Atlas, a leading provider of high-quality and cost-effective travel solutions, has recently upgraded its data platform with the adoption of Singdata Lakehouse. This strategic move has empowered Atlas to overcome critical challenges and achieve remarkable improvements in business efficiency and stability.
As a data-centric hub in the industry, Atlas collects and integrates data from various sources, including airlines, OTA platforms, and other partners, to provide data analysis and sharing services across its upstream and downstream ecosystem. However, the rapid growth of the company's business has led to a surge in data volume, diversifying business needs, and an increasing demand for real-time data updates, putting significant pressure on the data platform team.
Recognizing the limitations of its previous data architecture, Atlas has embraced Singdata Lakehouse, a cutting-edge solution that seamlessly combines the best of data warehouses and data lakes, optimized the limitations of the previously purchased fixed-resource storage service, extending from storing 7 days of data to infinitely expandable and low-cost storage of 365 days of data. By leveraging Lakehouse, Atlas aims to streamline its data management processes, enhance data governance, and unlock new opportunities for business growth and innovation.
Atlas's success in providing top-notch travel services has been accompanied by a rapid expansion of its business scale. As the company's operations grow, so does the volume of data it needs to handle. From airline ticketing data and booking platform orders to user behavior logs and third-party platform data, the scope of data collection has become increasingly broad.
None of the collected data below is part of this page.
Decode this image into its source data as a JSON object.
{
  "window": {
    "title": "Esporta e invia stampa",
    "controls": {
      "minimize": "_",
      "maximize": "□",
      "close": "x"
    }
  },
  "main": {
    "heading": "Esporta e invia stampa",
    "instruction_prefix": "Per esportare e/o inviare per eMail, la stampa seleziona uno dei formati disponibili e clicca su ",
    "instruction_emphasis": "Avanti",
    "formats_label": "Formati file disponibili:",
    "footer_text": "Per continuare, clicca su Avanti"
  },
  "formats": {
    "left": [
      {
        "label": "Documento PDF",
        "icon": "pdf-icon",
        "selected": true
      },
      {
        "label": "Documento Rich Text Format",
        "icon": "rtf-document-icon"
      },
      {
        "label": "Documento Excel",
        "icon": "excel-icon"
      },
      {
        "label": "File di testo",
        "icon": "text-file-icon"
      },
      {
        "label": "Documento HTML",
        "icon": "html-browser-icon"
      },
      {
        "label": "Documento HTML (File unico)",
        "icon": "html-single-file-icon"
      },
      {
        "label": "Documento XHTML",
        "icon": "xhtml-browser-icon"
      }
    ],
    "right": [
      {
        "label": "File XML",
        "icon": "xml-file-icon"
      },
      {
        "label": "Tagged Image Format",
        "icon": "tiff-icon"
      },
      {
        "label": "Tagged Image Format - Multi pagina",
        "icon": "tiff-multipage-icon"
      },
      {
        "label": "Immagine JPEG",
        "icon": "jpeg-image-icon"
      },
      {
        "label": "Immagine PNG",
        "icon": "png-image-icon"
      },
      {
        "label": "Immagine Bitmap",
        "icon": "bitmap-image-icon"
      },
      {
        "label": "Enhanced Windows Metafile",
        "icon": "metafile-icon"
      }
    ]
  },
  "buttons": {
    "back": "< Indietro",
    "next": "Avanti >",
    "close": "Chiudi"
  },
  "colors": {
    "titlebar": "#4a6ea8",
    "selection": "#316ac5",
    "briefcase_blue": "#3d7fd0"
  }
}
The peak value of data increments continues to reach new heights, with user search log data alone surpassing 600-700 million records per day.
BI ad-hoc query response experiences jitter and unstable query performance: The growth of enterprise data scale has led to Clickhouse's response time for multi-dimensional aggregation and statistical queries reaching over 60 seconds, failing to meet the query duration limit of BI application SuperSet. Actual test data shows that query response time increases linearly, affecting analytics user experience and possibly delaying decision-making processes. Optimizing Clickhouse's query engine and indexing mechanism can reduce query response time, improve query efficiency, and avoid query timeouts.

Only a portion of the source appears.